Gustave Charpentier
Louise, 1900
Paris, Opéra Bastille
Du 27 mars au 19 avril 2007
Louise est une « roman musical » et non un opéra. La distinction indiquerait-elle la volonté de Charpentier de s’éloigner du genre « noble » et héroïque »? Voudrait-il convoquer, dans le sillon tracé par Au Bonheur des dames, le roman d’Emile Zola, tout un monde parisien oublié, laissé pour compte? Voudrait-il se mesurer aux créations des compositeurs italiens qui de leur côté à la même époque, succombent à la sensibilité vériste, celle qui met en scène non plus des dieux mais de petites gens, domestiques, paysans, ouvriers, prolétariens, écartés jusque là dans l’imaginaire lyrique?

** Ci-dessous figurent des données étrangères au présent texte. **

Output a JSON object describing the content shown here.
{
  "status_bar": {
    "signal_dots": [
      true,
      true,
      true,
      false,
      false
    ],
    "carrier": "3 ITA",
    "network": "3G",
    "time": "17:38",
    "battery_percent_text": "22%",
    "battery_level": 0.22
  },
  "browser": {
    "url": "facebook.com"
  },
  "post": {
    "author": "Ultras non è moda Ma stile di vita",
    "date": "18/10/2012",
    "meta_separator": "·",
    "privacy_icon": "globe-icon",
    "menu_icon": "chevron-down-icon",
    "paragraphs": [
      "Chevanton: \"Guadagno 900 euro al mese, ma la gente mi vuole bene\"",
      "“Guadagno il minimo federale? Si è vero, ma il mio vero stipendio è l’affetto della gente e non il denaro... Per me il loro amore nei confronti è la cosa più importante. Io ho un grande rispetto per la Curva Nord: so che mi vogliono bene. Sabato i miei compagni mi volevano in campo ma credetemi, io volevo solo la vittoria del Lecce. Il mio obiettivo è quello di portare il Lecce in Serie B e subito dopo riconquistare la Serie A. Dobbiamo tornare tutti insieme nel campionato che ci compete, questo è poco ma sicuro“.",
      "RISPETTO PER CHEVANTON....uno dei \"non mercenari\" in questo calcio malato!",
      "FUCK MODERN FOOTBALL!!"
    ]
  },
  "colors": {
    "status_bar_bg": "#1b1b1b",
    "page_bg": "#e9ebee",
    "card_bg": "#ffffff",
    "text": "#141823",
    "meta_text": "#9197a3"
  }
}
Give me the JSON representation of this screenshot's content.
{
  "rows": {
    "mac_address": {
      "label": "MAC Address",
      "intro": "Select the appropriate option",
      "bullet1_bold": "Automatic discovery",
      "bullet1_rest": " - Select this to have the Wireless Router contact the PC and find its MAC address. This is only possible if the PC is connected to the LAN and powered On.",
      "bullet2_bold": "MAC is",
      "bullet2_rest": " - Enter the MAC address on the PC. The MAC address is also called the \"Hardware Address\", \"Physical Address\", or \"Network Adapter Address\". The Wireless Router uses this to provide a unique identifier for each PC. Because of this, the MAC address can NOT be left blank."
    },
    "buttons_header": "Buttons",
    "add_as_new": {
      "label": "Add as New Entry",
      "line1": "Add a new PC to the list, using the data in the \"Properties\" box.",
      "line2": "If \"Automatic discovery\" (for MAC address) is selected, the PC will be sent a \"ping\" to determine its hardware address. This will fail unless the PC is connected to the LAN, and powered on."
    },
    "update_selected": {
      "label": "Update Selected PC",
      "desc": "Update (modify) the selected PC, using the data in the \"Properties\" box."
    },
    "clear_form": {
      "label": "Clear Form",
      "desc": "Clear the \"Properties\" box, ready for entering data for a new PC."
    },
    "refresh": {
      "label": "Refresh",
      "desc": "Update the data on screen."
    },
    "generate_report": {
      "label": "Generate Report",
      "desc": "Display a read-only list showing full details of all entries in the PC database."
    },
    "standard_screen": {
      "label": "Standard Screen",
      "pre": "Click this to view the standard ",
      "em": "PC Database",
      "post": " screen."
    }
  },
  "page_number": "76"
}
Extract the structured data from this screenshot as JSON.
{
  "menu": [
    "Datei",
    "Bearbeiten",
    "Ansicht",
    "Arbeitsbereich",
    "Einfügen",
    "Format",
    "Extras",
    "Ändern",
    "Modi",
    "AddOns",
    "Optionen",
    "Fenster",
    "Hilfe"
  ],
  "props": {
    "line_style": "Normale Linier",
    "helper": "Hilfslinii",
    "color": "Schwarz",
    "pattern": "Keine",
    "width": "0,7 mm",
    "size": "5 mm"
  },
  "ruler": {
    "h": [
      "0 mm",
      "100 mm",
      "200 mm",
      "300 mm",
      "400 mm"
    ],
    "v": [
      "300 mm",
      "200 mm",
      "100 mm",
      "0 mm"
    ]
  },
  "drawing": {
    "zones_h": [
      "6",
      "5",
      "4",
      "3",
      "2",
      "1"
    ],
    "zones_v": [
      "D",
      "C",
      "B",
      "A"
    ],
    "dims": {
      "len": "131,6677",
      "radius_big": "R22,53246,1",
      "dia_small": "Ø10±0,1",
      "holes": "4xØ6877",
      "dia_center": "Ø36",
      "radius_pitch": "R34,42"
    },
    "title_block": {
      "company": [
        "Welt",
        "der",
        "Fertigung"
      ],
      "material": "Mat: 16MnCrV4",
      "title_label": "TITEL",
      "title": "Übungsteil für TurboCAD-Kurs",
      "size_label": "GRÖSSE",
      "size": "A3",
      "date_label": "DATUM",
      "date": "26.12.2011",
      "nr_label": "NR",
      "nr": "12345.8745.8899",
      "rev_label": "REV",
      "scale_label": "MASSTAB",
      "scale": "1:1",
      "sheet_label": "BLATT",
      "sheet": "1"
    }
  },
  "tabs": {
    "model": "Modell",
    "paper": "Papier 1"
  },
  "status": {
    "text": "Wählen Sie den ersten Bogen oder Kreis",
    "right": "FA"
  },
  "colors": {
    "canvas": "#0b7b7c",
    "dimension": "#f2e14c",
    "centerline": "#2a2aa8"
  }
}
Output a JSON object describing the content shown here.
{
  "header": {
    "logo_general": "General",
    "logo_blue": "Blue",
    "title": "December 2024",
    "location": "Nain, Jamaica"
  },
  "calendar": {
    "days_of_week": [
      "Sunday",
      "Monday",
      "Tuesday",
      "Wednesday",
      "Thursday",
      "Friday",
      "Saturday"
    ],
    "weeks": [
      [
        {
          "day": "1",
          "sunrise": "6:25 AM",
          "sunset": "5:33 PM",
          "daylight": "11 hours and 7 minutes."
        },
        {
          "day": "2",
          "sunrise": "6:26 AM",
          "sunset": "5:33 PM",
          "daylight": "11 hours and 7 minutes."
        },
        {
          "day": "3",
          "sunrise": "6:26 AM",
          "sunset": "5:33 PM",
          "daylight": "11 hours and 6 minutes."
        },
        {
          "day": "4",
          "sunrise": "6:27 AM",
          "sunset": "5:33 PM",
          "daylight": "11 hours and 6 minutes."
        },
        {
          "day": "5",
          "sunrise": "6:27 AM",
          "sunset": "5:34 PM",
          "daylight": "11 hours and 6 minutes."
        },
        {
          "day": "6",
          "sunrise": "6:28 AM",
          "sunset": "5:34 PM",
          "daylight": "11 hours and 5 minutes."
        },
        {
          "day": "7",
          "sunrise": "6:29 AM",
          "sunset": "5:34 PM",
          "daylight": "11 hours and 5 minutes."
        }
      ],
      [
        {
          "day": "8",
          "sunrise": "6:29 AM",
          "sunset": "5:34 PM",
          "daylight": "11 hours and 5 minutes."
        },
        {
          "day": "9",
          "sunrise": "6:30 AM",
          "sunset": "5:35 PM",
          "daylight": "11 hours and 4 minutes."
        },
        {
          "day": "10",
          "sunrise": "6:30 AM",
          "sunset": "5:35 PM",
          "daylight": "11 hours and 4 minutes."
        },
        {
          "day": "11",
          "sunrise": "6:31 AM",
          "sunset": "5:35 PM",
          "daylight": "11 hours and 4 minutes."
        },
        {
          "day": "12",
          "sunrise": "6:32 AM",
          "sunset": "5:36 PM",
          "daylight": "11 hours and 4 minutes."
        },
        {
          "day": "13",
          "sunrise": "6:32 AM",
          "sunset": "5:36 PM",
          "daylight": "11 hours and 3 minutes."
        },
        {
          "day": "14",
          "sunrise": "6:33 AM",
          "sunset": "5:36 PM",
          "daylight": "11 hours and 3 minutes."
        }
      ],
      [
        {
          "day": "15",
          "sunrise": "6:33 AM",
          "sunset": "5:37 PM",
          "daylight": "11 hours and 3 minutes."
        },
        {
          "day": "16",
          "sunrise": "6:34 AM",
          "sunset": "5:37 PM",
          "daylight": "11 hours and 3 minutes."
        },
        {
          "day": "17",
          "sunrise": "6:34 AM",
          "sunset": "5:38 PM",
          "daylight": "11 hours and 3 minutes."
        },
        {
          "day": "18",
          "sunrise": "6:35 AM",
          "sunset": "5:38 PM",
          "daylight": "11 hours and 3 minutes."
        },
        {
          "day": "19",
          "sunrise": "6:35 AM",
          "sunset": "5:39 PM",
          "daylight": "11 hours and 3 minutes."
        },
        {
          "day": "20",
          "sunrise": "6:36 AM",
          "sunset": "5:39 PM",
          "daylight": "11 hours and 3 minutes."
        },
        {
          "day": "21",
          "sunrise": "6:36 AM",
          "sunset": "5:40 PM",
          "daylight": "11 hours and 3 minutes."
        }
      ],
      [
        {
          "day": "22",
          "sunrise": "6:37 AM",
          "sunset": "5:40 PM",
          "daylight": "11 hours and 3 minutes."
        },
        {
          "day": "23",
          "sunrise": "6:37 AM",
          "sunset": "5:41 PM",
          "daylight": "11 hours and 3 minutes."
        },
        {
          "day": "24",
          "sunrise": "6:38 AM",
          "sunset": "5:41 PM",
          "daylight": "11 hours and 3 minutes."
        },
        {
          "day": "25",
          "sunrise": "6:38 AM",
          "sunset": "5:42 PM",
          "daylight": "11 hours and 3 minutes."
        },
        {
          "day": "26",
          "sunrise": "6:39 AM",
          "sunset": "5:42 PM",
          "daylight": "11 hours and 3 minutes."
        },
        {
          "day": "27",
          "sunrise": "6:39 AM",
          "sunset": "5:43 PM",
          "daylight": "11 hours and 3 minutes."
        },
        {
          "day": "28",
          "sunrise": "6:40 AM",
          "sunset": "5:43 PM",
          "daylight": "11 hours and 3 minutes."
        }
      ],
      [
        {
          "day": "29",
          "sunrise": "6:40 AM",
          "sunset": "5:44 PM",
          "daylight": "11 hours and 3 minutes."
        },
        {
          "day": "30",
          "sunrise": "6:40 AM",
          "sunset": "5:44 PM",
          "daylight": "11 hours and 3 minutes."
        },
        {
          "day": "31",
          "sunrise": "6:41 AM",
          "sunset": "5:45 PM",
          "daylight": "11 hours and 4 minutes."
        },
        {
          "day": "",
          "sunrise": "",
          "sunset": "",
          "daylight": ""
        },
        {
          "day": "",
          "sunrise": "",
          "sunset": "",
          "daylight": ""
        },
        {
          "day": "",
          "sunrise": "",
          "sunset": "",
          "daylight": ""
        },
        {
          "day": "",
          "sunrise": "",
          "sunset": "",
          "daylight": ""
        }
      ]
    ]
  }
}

La partition créée à l’Opéra-Comique, le 2 février 1900 suscita un succès immédiat en particulier parce que dans la salle, un public jusque là absent ou toléré, se voyait sur la scène : le père de Louise est un ouvrier laborieux pour lequel le bonheur est la douceur du foyer familial. Travail, conscience, sacrifice. Point de loisir ici. Charpentier, militant, engagé socialement, redéfinit le genre lyrique. Il achète sur ses fonds propres de nombreux billets et les distribue aux petites gens afin qu’ils assistent au spectacle qui les concerne.
Paris, « véritable personnage »
Certes il y a cet amour libre entre Louise et Julien, icônes d’un romantisme usé qui désire vivre ses rêves mais est inéluctablement rattrapé par la dureté du temps, et l’inéluctable cynisme de l’histoire: pas de poésie ni d’espoir pour les amants libres qui ne rentrent pas dans le moule des parents. A ce titre, la relation la plus violente de l’opéra est celle qui oppose Louise à son père. La jeune femme veut « aimer » : mais ici, la force de son amour a valeur de rébellion. Aimer signifie paresser, activité condamnable qui en fait une fille perdue, à l’immorale ambition.
Louise, une amoureuse révolutionnaire
Louis s’éveille à l’amour. Elle porte en elle le sentiment pur, intact des premiers émois. Mais son aspiration au bonheur sentimental est aussi politique. Car la jeune femme, fille d’un prolétaire, aspire à un avenir qui n’appartient pas à sa classe.
La jeune fille incarne le désir et la volonté tuée de la classe ouvrière, sacrifiée, soumise au terme de la Commune. D’ailleurs, Charpentier qui réside à Montmartre, situe l’action sur la Butte où furent assassinés les derniers partisans du soulèvement social. Sous chaque pas de Louise, s’élève le souvenir des esclaves insoumis, cycliquement sacrifiés mais jamais étouffés. Au moment de la Commune, Charpentier est âgé de 11 ans: il réside alors à Lille. Revenant après les événements parisiens, à Montmartre, il est légitime de penser qu’il en garde un souvenir qui réactive ses aspirations à l’évolution de la société. Finalement, Louise cristallise la voix d’un peuple écarté qui réclame sa participation à l’essor social. Paris, lieu sacrificiel, lieu chargé des souvenirs terribles, lui imposera sa propre loi, d’une glaçante cruauté. Pas d’horizon ni d’issue pour cette Juliette des temps modernes.
Louise à l’Opéra Bastille
Dans la nouvelle production mise en scène par André Engel, à qui l’on doit sur la même scène, « K » de Philippe Manoury (2001) et Cardillac de Paul Hindemith (2005), l’action de Louise se déroule dans un décor (de Nicky Rieti) qui cite le métro parisien. Réalisme de la rue, esprit du pavé, ombre des révoltes sociales antibourgeoises, Louise est l’oeuvre libertaire et séditieuse d’un compositeur qui voulait modifier l’ordre social.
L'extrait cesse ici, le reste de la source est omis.